Él le suplicaba a ella.
—Papá —siguió hablándole despacio, con cauta entereza—. Yo no puedo vivir así, y mucho menos contigo. Ahí fuera tengo una oportunidad y quiero aprovecharla.
—¿Haciendo qué?
—No lo sé. Pero me buscaré la vida, descuida.
—¡Acabarás…!
—No lo digas —le apuntó con un dedo inflexible.
—Eres como tu madre…
—No es cierto.
—Ella me mató el alma.
—No lo hizo, pero ya da igual —no quería discutir, pero tampoco callar—. Fuisteis los dos. Os asfixiasteis y destruisteis el uno al otro. Ella se mató y sé muy bien lo que pasaste por culpa de eso. Incluso creo que has tenido mala suerte. Si me voy es para no repetir todo aquello.

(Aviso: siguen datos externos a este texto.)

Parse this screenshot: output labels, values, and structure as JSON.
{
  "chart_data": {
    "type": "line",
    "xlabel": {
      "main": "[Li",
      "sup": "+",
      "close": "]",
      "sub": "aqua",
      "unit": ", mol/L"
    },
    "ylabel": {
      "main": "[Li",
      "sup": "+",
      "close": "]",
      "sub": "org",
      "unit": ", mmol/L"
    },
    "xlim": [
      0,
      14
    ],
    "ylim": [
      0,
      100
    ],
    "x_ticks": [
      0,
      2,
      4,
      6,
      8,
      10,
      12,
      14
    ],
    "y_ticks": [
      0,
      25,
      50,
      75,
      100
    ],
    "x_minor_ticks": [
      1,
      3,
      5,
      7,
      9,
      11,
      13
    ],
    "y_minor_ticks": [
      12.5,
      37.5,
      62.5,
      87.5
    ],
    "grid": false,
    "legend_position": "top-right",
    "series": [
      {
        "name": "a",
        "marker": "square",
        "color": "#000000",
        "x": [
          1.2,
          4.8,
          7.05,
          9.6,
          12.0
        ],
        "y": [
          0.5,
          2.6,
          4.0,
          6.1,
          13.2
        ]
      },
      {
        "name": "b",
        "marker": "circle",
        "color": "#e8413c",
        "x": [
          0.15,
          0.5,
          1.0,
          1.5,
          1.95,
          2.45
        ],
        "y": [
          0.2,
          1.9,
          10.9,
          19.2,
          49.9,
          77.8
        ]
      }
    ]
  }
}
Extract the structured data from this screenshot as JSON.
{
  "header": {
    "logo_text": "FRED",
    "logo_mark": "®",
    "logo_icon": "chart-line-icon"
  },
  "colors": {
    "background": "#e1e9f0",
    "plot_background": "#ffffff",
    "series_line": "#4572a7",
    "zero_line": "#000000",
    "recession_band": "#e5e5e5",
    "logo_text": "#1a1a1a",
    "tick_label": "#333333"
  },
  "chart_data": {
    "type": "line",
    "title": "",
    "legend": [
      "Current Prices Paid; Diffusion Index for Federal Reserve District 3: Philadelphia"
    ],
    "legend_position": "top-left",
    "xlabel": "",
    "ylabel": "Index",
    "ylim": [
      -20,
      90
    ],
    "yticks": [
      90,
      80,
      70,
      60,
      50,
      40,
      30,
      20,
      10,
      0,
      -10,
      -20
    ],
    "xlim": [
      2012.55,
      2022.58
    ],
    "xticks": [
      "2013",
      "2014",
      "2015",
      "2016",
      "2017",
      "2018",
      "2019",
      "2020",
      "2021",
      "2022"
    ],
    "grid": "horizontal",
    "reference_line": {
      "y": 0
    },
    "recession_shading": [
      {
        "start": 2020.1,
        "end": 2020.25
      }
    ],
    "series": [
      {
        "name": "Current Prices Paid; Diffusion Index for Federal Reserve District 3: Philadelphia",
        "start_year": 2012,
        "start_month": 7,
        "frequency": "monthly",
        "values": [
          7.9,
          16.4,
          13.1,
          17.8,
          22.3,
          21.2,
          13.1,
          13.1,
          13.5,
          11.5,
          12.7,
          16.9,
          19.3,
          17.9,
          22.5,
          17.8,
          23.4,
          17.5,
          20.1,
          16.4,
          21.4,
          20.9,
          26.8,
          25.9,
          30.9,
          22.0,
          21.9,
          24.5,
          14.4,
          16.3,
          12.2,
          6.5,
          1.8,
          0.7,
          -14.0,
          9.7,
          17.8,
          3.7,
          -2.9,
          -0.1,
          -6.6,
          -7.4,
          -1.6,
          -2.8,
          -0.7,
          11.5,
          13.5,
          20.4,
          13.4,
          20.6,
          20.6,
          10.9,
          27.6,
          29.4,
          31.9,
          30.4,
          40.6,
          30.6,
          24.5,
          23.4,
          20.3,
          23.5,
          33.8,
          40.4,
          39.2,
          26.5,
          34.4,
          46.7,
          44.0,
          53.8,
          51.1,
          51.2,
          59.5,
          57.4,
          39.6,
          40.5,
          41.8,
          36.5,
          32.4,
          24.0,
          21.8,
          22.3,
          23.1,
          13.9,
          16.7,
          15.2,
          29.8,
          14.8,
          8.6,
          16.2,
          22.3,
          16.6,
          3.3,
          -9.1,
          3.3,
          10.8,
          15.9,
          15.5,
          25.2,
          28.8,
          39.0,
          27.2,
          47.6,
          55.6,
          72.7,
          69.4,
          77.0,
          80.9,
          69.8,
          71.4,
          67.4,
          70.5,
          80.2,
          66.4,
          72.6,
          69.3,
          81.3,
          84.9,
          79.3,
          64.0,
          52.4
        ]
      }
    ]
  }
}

—Eva —se desmoronó—, siempre seré tu padre.
—Y yo tu hija. Tranquilo, vendré a verte.
—No lo harás.
—Lo haré —señaló su torso vendado—. Lo haré cuando esto haya hecho algo más que cicatrizar.
Era todo.
Eva recogió la mochila y se la puso a la espalda. Luego cogió una bolsa con cada mano.
Dio el primer paso.
Ya no se lo impidió.
—¿Puedes abrazarme? —le preguntó al pasar por su lado rumbo a la puerta.
Y ella le contestó:
—Hoy no, papá. Quizá la próxima vez.